Infatti, «senza il saccheggio del risparmio storico del Paese borbonico, l’Italia sabauda non avrebbe avuto un avvenire. Sulla stessa risorsa faceva assegnazione la Banca Nazionale degli Stati Sardi. La montagna di denaro circolante al sud avrebbe fornito 500 milioni di monete d’oro e d’argento, una massa imponente da destinare a riserva, su cui la banca d’emissione sarda, che in quel momento ne aveva soltanto per 100 milioni, avrebbe potuto costruire un castello di carta-moneta bancaria alto 3 miliardi…», scriveva Zitara, per poi concludere: «insomma, per i piemontesi, il saccheggio del Sud era l’unica risposta a portata di mano, per tentare di superare i guai in cui s’erano messi».
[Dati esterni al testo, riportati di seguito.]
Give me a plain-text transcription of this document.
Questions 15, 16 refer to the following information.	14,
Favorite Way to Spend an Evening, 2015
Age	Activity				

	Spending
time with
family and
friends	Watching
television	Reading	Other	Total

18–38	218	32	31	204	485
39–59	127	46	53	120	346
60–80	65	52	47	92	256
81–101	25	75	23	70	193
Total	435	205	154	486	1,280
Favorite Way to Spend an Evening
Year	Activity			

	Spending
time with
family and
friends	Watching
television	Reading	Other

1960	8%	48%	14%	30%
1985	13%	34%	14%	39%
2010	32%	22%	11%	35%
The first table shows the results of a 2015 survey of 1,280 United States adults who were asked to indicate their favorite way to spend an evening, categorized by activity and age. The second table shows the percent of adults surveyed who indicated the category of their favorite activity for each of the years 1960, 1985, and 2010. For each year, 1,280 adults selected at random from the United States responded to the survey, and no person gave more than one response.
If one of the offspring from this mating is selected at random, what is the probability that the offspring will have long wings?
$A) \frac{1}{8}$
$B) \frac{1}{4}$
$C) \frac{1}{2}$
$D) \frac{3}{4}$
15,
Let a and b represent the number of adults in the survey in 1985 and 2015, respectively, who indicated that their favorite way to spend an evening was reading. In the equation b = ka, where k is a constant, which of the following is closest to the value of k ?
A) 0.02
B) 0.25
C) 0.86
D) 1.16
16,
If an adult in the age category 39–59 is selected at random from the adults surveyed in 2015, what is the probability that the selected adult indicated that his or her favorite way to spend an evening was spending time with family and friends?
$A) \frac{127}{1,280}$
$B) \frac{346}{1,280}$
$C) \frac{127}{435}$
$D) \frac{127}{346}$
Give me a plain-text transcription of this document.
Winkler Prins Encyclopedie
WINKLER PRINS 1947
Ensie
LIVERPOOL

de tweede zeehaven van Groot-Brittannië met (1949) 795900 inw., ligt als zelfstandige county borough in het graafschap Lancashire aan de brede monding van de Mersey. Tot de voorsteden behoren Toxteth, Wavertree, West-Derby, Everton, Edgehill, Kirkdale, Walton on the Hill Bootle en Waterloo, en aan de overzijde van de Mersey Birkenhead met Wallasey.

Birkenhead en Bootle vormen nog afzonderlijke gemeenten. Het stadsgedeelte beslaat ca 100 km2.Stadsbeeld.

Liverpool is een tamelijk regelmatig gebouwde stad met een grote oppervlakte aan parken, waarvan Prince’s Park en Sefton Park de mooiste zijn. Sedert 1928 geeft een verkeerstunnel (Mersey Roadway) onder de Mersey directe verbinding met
In sostanza, il Sud fu costretto a pagare tutte le spese di guerra del Piemonte, anche quelle sostenute per combattere i meridionali stessi! Sotto il profilo squisitamente storico degli avvenimenti, è ormai stucchevole la solita vulgata risorgimentalista, da Calatafimi (la vittoria comprata),alla conquista di Palermo conseguita da 3,000 garibaldini mentre 25.000 soldati borbonici venivano lasciati in caserma e non fatti scendere in campo.